In the streets a loudspeaker was announcing the movie Bugambilia, which my father was showing at his theater that Sunday.

The soldiers went to the afternoon screening and mingled with the girls, old people, and children.

The corporal arrived once the movie had already begun and insisted the lights be turned back on so he could find a seat. But once the movie started up again he didn’t look at the screen but at the women sitting next to him or in the aisle behind. And, bored by the darkness, he soon left.

Afternoons, from the windows of the Town Hall, the corporal spied on the comings and goings of women on their way to market.

The soldiers on guard made excuses to the campesinos who came to see him, saying he was busy in a meeting, although he was watching them from a side window, like a ghost or a recluse.

Two campesinos, father and son, came looking for him over many days without being able to see him. In his stead they met with the corporal’s secretary, who sent them to his uncle, the judge; who sent them to his cousin, the notary; who sent them to his brother-in-law, the police officer; who told them that the matter depended on the mayor, who was away on a trip … but if it was urgent they should go see the secretary, his nephew … Each one charged them five pesos, for time lost listening to their problem.

The corporal brought Ricardo el Negro’s mother to live with him. She followed him everywhere, like a shadow. He told people he was going to take her to Morelia because she was a good laundress, a good pozole maker, and a good lover.

Ricardo el Negro was very unhappy. Neglected by his mother, he sat outside the Town Hall waiting to see her go in and out, and he followed her from a distance down the street. Fearfully. Because the soldiers threw stones and threatened to castrate him.

Ricardo el Negro’s frightened face amused the corporal, who would happily have had the soldiers capture him to toy with.

Nevertheless, what pained Ricardo el Negro the most was not that his mother was living with the corporal but that whenever they happened to cross paths in the street she pretended not to know him.

She had padlocked the house so he stayed in a doorless room in my father’s orchard and slept on a mattress my brother put out for him. At mealtimes, we brought him something to eat.

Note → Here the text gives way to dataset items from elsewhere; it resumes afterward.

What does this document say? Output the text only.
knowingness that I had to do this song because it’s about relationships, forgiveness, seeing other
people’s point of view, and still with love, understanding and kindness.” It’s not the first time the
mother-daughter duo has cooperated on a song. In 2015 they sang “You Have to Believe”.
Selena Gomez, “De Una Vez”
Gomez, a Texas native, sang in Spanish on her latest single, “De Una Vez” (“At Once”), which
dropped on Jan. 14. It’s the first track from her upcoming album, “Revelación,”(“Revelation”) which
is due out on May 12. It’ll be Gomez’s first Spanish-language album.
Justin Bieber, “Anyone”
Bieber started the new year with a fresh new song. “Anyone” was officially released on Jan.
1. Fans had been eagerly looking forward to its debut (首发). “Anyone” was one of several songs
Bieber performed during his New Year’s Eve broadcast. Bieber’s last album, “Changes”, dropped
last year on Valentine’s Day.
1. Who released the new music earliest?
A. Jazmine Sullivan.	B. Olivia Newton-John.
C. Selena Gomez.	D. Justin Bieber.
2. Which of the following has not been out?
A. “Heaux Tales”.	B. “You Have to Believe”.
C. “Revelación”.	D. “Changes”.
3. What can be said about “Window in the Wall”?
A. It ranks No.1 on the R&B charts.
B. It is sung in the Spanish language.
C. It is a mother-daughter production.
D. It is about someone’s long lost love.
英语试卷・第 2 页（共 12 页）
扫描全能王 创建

One night when my mother was ill, my brother and I went for the doctor. In the square we saw someone sitting on a bench, hiding his head under a poncho as if he didn’t want us to see him. As we drew nearer, the figure compressed itself so firmly against the stone backing that we thought it wanted to disappear into the bench. My brother recognized him.

“Ricardo,” he said.

No one moved beneath the poncho.

“Ricardo,” my brother repeated.

This time, still motionless, a voice that seemed to be the poncho’s said, “I’m not Ricardo … I’m someone else.”

“What do you mean you’re not Ricardo … You’re nobody but him.”